Type:
Master
Status: Completed
September 2018
Student: Filip Zivkovic
Public display systems are increasingly becoming part of the urban landscape, with systems being deployed in venues such as railway stations, shopping malls, city squares, and universities. Most public displays today are simple slide-show systems that broadcast content based on a pre-selected schedule. However, public displays envisioned in the near future will provide a platform for running diverse interactive applications with highly personalized content. These applications will allow viewers to express their preferences both explicitly through interactive touch interfaces (active personalization) and implicitly using mobile handsets (walk-by personalization).

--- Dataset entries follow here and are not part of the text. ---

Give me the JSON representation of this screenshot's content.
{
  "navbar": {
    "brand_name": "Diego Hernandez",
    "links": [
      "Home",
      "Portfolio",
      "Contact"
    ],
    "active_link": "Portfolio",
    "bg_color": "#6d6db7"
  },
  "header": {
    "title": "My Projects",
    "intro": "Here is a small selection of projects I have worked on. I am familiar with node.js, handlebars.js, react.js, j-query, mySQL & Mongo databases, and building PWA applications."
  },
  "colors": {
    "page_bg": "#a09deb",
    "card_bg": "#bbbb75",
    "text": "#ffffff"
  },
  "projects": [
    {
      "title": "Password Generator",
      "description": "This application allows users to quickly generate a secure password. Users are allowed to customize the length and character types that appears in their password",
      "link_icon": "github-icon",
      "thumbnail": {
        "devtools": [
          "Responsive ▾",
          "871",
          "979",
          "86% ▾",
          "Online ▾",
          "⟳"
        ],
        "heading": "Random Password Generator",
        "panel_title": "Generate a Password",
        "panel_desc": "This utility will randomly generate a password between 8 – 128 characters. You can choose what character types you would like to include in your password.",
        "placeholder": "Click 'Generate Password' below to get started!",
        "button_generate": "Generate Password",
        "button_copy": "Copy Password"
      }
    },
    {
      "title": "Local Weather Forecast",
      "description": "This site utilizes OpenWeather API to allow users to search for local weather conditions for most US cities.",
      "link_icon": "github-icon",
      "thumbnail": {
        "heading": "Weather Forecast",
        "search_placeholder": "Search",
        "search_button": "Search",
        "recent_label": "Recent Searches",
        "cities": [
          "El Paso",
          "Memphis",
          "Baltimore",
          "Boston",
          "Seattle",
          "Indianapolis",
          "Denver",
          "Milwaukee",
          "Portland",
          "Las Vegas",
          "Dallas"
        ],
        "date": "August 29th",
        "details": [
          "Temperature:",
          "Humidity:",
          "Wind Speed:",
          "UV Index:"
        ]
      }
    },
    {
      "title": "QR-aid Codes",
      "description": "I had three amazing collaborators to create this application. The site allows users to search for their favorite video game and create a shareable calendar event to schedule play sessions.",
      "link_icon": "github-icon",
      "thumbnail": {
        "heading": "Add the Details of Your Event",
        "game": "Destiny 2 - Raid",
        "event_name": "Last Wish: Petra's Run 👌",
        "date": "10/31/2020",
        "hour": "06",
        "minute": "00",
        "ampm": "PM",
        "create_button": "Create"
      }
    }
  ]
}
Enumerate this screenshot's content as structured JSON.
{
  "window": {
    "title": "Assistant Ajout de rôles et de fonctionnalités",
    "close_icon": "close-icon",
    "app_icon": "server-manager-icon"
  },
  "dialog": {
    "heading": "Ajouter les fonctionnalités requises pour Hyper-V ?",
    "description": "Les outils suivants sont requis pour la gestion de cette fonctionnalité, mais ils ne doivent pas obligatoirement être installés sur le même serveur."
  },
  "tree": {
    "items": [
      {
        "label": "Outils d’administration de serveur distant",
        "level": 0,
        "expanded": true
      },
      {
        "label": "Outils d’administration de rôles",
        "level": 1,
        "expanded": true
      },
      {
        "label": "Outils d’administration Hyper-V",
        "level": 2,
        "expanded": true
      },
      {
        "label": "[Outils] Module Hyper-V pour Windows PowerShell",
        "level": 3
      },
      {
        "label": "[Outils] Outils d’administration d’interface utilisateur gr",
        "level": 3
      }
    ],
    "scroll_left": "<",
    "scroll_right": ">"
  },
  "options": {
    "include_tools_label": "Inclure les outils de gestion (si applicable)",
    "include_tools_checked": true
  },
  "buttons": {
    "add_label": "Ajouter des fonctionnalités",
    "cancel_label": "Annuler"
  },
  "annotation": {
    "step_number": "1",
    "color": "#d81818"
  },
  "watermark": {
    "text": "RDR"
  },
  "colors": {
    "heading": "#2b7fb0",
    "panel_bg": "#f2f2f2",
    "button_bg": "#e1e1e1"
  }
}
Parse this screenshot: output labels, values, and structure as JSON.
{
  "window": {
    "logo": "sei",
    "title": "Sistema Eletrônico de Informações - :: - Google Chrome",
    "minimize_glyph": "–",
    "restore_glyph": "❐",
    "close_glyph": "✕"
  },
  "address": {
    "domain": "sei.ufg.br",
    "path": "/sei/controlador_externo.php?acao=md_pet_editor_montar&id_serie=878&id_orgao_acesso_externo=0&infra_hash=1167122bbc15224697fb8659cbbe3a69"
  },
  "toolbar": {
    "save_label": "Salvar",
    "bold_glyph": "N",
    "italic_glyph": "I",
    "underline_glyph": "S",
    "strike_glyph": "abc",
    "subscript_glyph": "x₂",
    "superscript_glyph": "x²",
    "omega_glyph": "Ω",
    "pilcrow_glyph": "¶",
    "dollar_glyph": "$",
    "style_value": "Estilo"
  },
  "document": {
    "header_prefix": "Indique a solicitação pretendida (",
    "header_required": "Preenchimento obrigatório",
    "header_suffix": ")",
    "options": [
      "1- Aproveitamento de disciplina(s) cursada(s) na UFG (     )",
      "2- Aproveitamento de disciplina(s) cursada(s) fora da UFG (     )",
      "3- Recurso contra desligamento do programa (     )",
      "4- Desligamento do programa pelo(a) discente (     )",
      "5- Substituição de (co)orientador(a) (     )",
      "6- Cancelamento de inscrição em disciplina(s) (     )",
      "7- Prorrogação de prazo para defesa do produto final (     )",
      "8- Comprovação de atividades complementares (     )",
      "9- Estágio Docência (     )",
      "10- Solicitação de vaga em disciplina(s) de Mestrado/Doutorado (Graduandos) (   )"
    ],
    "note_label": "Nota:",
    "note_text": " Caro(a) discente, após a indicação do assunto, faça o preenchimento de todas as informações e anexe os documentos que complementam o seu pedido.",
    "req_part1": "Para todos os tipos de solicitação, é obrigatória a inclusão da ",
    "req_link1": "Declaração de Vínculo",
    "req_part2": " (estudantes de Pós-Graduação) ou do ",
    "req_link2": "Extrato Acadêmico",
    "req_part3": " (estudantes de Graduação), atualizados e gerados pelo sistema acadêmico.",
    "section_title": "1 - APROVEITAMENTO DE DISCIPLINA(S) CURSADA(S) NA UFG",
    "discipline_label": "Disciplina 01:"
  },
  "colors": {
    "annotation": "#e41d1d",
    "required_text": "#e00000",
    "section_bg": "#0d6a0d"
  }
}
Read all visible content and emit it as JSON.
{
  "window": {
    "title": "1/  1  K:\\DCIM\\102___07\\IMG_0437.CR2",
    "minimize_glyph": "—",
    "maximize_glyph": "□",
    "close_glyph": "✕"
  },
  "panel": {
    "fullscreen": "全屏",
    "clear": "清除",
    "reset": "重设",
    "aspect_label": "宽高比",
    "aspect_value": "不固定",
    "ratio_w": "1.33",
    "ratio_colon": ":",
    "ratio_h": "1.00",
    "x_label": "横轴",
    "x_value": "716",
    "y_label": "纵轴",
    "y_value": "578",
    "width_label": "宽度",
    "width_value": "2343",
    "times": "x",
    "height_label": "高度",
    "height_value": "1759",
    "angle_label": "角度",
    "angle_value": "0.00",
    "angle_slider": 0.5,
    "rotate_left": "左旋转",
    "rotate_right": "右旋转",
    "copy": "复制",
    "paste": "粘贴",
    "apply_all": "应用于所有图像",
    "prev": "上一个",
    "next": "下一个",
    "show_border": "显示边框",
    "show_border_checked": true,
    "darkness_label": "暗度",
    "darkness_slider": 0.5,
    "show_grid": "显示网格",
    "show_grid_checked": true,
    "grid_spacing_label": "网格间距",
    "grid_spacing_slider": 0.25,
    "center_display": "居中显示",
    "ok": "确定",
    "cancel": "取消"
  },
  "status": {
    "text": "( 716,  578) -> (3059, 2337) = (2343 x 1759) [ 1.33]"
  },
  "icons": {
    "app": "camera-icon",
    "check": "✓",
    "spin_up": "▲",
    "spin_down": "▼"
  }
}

The aim of this project is to explore the development, deployment, and evaluation of web-based interactive display applications that can show personalized content influenced by the presence and preferences of multiple mobile phone users. The main focus of this project is on: 1) Designing and implementing two web-based applications, based on Public Transportation and USI Class Schedule information available through online API services, that can visualize and personalize such a content on public displays based on a set of personalization parameters. The apps should provide novel content visualization and scheduling algorithms that can support multiple, potentially conflicting, walk-by content personalization requests on shared public displays. 2) Integrating and deploying the new display applications within an existing touch-enabled display system at USI and supporting an existing Tacita personalization framework by implementing mobile interfaces that can be “loaded” into an existing iOS “controller app” and can be used to set personalization content parameters within the apps. 3) Evaluating the stability, latency, and overall performance of the apps within the existing display network. The evaluation will be performed based on the system log-files, time-stamps of events and personalization requests that occur within the apps, performance of the developed content visualization and scheduling algorithms, and the usage of system resources, e.g., CPU usage. The applications should be developed using HTML5 technologies within Play (Java) framework.